Hidayatullah.com–Malaysia telah menghapus undang-undang anti-fake news, peraturan hukum yang mempidanakan berita palsu.
Wakil menteri di departemen perdana menteri Mohamed Hanipa Maidin mengatakan pencabutan UU itu sejalan dengan komitmen pemerintah Malaysia saat ini untuk menghapuskan hukum draconian dan memastikan media memiliki kebebasan dalam melakukan “check and balance” terhadap pemerintah.
“Tirani ini sudah jadi sejarah yang kita tidak ingin terulang kembali. Kita tidak dapat memperbudak manusia melalui hukum draconian sebab kebebasan merupakan hal yang paling berharga,” kata Hanipa saat sesi penutupan di Senat hari Kamis (19/12/2019).
Hanipa mengatakan kepada Bernama bahwa undang-undang yang ada saat ini sudah mencukupi dan dapat diamandemen untuk menangani berita-berira palsu.
Ini untuk kedua kalinya Pakatan Harapan berusaha menghapus UU kontroversial itu yang diberlakukan pemerintahan Barisan Nasional menjelang pemilu Mei 2018.
Berdasarkan UU Antiberita Palsu itu pelaku yang divonis bersalah menyebarkan materi-materi yang dianggap oleh pihak berwenang sebagai berita palsu dapat dipenjara hingga 6 tahun dan denda sampai RM500.000.
Pada Agustus 2018 Dewan Rakyat meloloskan RUU untuk menghapusnya, tetapi pada akhir tahun lalu
dijegal di Senat yang dikuasai mayoritas politisi Barisan Nasional.

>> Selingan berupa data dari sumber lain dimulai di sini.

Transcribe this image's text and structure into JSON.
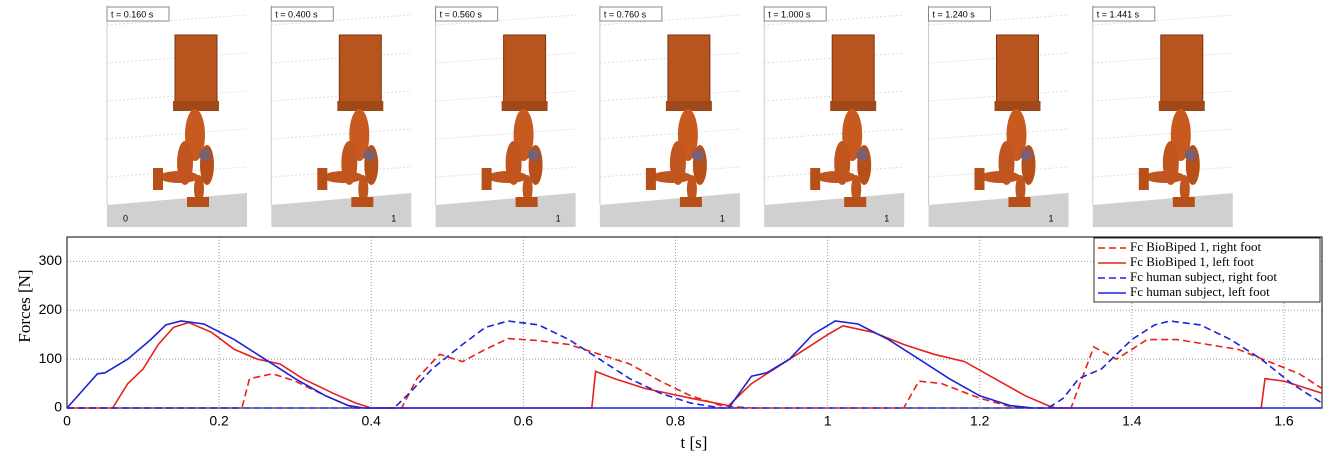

Pada Oktober tahun ini, RUU tersebut diajukan lagi setelah “masa pendinginan” yang diatur dalam Konstitusi Federal Pasal 68 berakhir. Pada 9 Oktober diloloskan oleh suara 92 wakil rakyat mendukung dan 51 suara menentang.
RUU itu kemudian dimasukkan ke Dewan Negara (Senat) yang hanya dapat menjegalnya sekali.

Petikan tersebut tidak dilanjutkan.